Я провалилась в сон, а проснулась так, словно и вовсе не спала. Над кроватью нависла складчатая морда шар-пея Джаза и ласково ткнулась мне в руку. Я отвернулась к стене, накрывшись одеялом с головой, шар-пей обреченно вздохнул и потопал на место. Но все равно, надо было вставать и ехать на работу. Не открывая глаз, я напялила тренировочный костюм и бушлат, надела на Джаза ошейник и поводок и отправилась на улицу.
Шар-пей терпеть больше не мог, и ринулся задирать лапу к краю газона у подъезда. В этот момент рядом с нами нарисовалась дородная супружеская пара лет пятидесяти с хвостиком... Мужик молча шествовал мимо меня и собаки к остановке, а жена отверзла помятый горем рот и возопила:
- Повадились тут у подъезда дела делать! Вон, иди и в своей квартире его высаживай!
Мне было сонно, солнце било в натертые монитором глаза, но баба продолжала орать, как потерпевшая. Сфокусировав взгляд на кончике ее носа, я вопросила со всей прямотой опытного законника:
- Ну, что? Протокол составлять будем? Какие вопросы?
Ответа не последовало. Бабец стушевалась и отправилась вслед за супругом в сырую снежную даль.
И тут я вспомнила, что у меня сегодня день рождения - 31 января. И дата круглая – 35. И ксива милицейская в моем кармане - давно уже просроченная, а написано там: «телерадиостудия ГУВД» - "обозреватель", то есть, не следователь и не оперуполномоченный, а всего-навсего - журналист, к тому же теперь работающий совсем в другом месте, вернее, в двух местах, и вообще «на гражданке». Впрочем, дело не в том, кто я, а в том, что со мной происходит. День рождения есть, а гостей, скорее всего, не будет.
И вот ведь, как странно себя чувствует в 35 лет человек, у которого все есть: и работа, и собака, и, главное, квартира на рабочей окраине, и даже личная жизнь, закончившаяся, всего пять часов назад, а чего-то все равно не хватает. Хотя, как выяснилось позже, все у меня в тот момент было, кроме мозгов, которые с успехом заменял «оперативный зуд».

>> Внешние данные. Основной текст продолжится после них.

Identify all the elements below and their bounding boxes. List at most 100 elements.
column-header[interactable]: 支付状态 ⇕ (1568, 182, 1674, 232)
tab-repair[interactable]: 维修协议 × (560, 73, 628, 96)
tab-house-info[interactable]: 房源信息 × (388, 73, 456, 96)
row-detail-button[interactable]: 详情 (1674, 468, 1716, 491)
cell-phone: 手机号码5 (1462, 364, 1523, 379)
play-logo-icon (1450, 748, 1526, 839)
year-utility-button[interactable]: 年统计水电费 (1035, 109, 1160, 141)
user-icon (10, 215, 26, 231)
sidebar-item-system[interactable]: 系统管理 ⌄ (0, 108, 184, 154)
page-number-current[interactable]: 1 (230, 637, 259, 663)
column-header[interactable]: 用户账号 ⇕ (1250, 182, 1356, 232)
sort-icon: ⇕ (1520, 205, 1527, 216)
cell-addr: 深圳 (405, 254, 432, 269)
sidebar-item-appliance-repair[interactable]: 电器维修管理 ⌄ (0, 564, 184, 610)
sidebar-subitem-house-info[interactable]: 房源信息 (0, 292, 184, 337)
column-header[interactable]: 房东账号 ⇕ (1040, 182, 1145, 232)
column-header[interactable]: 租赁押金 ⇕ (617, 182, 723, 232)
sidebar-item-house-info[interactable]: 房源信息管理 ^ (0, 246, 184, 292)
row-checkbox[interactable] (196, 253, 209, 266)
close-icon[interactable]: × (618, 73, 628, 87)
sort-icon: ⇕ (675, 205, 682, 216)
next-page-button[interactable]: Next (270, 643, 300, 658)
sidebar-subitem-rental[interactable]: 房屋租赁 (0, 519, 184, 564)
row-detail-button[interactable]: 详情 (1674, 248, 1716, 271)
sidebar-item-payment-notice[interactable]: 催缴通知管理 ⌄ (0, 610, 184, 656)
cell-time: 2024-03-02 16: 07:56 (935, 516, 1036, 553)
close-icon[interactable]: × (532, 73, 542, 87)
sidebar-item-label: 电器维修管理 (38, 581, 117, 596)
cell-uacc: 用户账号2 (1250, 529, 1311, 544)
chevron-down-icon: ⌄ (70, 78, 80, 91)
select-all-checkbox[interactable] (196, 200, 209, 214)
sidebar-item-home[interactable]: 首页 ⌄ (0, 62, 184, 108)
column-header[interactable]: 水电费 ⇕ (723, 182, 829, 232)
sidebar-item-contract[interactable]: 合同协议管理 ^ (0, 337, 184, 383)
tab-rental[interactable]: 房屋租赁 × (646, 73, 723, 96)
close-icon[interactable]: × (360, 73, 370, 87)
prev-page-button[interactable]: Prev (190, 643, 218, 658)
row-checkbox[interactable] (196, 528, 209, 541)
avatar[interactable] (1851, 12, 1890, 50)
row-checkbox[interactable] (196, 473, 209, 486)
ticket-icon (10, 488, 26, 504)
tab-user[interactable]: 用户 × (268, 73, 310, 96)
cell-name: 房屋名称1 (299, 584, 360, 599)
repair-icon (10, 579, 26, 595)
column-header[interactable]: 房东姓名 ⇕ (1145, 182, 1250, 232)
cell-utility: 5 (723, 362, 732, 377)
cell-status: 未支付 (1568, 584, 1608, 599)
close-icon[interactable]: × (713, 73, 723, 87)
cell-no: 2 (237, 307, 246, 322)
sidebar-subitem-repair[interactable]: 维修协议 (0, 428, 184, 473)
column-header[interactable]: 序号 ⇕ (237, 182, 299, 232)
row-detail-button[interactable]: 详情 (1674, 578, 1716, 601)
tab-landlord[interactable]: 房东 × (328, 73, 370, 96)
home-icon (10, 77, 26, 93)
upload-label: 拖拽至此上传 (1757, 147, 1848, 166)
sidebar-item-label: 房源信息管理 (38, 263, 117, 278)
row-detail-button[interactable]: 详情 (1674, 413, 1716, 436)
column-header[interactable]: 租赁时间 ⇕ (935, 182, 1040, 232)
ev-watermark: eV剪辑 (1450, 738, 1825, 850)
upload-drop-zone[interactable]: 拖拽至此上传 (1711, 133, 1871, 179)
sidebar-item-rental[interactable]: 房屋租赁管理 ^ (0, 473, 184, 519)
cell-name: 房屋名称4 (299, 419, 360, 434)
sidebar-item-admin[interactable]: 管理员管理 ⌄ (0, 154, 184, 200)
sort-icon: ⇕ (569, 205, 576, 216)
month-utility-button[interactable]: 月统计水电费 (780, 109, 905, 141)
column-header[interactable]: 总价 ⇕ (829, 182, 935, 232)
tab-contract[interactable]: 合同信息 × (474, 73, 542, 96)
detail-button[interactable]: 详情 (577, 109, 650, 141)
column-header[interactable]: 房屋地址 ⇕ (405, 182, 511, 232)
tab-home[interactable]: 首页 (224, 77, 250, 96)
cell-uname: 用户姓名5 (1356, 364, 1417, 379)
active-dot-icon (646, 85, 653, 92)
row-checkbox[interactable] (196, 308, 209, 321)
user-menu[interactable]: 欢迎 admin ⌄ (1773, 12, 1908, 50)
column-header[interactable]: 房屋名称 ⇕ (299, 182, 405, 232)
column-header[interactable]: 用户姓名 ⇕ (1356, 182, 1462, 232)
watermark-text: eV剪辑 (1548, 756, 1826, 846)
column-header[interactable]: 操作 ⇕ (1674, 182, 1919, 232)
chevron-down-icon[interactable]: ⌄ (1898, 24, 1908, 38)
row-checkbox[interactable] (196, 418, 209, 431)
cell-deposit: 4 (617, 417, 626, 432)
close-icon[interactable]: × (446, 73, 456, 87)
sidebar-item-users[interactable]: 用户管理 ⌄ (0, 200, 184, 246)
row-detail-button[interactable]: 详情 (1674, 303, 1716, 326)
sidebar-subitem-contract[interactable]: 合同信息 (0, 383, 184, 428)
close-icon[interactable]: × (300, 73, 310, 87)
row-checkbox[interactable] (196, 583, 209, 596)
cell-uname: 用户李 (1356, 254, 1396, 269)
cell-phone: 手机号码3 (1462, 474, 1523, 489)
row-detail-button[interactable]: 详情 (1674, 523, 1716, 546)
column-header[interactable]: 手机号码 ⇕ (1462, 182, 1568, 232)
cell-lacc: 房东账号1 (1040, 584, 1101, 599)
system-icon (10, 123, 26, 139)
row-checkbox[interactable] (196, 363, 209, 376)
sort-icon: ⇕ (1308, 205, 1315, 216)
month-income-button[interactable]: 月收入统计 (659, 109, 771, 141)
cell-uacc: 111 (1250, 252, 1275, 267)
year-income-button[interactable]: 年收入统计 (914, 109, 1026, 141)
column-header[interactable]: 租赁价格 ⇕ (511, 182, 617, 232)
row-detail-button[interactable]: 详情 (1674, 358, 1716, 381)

Зря я не пошла работать в ОБЭП, когда звали. Сейчас бы, глядишь, и манию расследования уже излечила бы, и второе высшее - тем более – юридическое - было бы в кармане, а не закончилось бы на третьем курсе по семейным обстоятельствам.
В час дня меня отпустили с работы, потому что в здании редакции и двух соседних начались проблемы с электричеством. В два часа - я была озадачена звонком на мобильный: проездом в Москве был мой давний друг - следователь питерской горпрокуратуры Давид Данелия. Он поздравил меня и просил через три часа прибыть к зданию Ленинградского вокзала, где он ждет меня с сюрпризом.

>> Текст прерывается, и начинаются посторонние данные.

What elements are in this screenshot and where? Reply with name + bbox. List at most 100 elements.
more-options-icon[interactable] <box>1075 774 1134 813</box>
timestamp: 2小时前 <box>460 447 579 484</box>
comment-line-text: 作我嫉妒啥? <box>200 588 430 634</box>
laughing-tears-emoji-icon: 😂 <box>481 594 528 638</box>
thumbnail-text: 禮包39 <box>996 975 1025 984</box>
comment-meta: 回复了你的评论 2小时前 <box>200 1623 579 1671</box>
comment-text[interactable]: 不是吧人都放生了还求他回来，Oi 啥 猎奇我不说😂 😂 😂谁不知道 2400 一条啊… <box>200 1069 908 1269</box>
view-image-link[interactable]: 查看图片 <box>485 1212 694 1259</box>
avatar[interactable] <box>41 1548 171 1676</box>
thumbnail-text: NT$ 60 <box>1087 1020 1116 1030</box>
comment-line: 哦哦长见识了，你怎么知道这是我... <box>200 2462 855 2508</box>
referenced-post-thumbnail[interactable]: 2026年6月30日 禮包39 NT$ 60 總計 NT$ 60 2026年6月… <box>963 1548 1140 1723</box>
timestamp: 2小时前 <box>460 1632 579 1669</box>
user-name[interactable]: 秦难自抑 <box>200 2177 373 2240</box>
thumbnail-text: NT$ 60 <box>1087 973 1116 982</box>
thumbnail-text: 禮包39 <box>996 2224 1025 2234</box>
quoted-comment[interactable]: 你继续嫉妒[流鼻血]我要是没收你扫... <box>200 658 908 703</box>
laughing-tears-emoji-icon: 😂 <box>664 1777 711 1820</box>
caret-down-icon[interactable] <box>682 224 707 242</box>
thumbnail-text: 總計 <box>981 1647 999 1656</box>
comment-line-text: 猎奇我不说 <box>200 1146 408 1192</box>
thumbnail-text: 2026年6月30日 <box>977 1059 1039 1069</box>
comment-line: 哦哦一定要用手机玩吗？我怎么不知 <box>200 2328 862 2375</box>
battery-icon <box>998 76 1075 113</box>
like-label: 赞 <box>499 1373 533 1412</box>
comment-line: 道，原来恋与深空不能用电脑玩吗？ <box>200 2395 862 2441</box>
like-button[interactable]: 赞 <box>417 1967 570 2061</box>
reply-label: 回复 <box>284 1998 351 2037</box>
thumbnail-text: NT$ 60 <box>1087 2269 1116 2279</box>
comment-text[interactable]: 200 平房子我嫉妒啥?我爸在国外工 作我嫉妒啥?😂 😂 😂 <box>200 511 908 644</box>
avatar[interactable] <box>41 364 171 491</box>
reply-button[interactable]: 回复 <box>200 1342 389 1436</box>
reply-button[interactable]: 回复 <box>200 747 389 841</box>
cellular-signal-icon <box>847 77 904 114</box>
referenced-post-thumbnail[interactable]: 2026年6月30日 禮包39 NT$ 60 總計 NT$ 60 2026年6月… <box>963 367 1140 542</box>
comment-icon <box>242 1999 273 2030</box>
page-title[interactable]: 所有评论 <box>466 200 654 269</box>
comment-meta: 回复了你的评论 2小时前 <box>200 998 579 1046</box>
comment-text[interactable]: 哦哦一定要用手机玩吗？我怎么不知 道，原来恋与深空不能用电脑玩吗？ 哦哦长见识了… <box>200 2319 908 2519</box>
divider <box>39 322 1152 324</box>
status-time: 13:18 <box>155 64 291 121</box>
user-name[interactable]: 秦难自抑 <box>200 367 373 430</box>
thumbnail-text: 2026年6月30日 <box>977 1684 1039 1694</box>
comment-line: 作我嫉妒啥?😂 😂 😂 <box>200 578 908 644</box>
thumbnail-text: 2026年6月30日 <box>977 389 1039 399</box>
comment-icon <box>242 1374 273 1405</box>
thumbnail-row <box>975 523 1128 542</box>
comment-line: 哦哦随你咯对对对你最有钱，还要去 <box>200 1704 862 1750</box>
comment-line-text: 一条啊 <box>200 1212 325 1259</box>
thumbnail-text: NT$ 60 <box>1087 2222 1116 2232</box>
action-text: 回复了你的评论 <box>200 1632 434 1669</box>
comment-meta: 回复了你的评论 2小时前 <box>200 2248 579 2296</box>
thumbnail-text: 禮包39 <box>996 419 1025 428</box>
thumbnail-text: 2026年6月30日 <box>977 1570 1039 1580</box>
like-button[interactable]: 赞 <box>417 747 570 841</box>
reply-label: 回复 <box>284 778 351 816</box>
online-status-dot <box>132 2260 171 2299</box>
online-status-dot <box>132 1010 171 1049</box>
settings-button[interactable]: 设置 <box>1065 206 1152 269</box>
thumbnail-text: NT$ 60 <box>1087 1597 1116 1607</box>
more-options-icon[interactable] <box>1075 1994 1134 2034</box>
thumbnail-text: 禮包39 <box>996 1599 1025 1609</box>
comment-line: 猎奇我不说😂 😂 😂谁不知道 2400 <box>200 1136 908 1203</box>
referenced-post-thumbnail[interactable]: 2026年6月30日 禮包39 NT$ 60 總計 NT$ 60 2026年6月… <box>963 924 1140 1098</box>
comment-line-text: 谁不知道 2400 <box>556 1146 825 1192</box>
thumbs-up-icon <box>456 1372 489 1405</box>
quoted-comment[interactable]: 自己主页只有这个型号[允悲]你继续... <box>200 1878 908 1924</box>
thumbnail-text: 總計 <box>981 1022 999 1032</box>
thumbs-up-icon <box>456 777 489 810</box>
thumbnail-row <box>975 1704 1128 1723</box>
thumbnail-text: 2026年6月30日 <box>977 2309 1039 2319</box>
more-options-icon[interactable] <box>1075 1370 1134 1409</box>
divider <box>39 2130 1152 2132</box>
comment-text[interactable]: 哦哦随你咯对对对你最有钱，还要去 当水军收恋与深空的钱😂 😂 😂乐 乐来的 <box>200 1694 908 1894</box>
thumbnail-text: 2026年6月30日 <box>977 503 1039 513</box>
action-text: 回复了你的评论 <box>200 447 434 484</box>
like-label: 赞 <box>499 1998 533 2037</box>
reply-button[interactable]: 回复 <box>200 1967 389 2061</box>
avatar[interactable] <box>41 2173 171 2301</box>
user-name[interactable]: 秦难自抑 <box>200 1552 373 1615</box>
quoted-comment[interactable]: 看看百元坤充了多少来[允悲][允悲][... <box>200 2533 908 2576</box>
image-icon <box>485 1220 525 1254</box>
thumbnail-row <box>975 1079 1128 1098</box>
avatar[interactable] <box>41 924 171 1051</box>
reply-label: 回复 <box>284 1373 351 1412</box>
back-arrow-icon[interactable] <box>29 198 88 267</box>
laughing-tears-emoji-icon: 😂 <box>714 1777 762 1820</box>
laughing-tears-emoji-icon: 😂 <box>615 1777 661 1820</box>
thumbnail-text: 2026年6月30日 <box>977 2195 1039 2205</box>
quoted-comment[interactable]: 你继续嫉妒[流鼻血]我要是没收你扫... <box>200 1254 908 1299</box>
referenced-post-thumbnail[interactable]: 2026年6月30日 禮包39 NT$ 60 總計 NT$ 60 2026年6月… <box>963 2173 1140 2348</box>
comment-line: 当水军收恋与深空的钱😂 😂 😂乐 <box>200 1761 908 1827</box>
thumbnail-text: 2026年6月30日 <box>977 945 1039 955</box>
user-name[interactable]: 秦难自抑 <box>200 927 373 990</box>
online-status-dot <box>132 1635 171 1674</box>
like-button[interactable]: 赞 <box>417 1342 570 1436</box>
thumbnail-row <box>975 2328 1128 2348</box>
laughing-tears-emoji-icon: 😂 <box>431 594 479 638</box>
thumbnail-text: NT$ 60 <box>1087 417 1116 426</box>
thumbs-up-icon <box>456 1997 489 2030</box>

Через полтора часа он, внезапно, заехал за мной сам на машине, за рулем которой сидел его земляк, причем тоже в прокурорской форме. На Ленинградском вокзале мы срочно отправились в местный ресторан, где нас ждали еще несколько моих знакомых: следователь из Магадана Николай Усаков с молодой супругой Катей, судья Владивостокского горсуда Сан Саныч Мельниченко. С ними я, как и с Данелией, познакомилась во Владивостоке семь лет назад, когда работала над темой о первых профессиональных киллерах России.
Тут же наблюдались бывший оперативник УБОП, ныне тоскующий в УБЭПе - Юра Васнецов и экс-старший оперуполномоченный из той же организации - Татьяна Васильева, перешедшая в ОРБ, когда несчастную организацию по борьбе с бандитизмом разбили сразу на две - УБОП, курировавший город, и оперативно-розыскное бюро, отвечавшее за федеральный округ в целом. Сделала она это своевременно: в 2008 году, накануне 20-летия УБОПа, кое-кто решил, что организованная преступность уже уничтожена, либо слита с УБОПом, а потому управление пора категорически упразднить. С единичными преступниками и уголовный розыск справится вполне неплохо.
Вся эта развеселая компания собралась за двумя столами, поставленными рядом, явно не случайно, но вряд ли по поводу моего дня рождения.
Тем не менее, галантный Данелия посадил меня во главе праздничного стола, вручил букет лилий, произнес пышную и прочувствованную речь в честь именинницы и того сомнительного факта, что от знакомства с такими журналистами, как я, ему никогда не бывает стыдно. И вообще предложил выпить за то, чтобы нашим друзьям никогда не было стыдно за нас.
Следом выступила чета Усаковых, сообщив, что оба помнят меня еще молоденькой и любознательной девочкой, которая быстро училась и могла много и плодотворно работать. Речь произносил Николай Иванович, а его жена - юная адвокатша Катя, младше меня на добрых 8 лет, как обычно, хихикала и стреляла глазами во все стороны. И ведь живут они так уже лет семь, причем оба счастливы.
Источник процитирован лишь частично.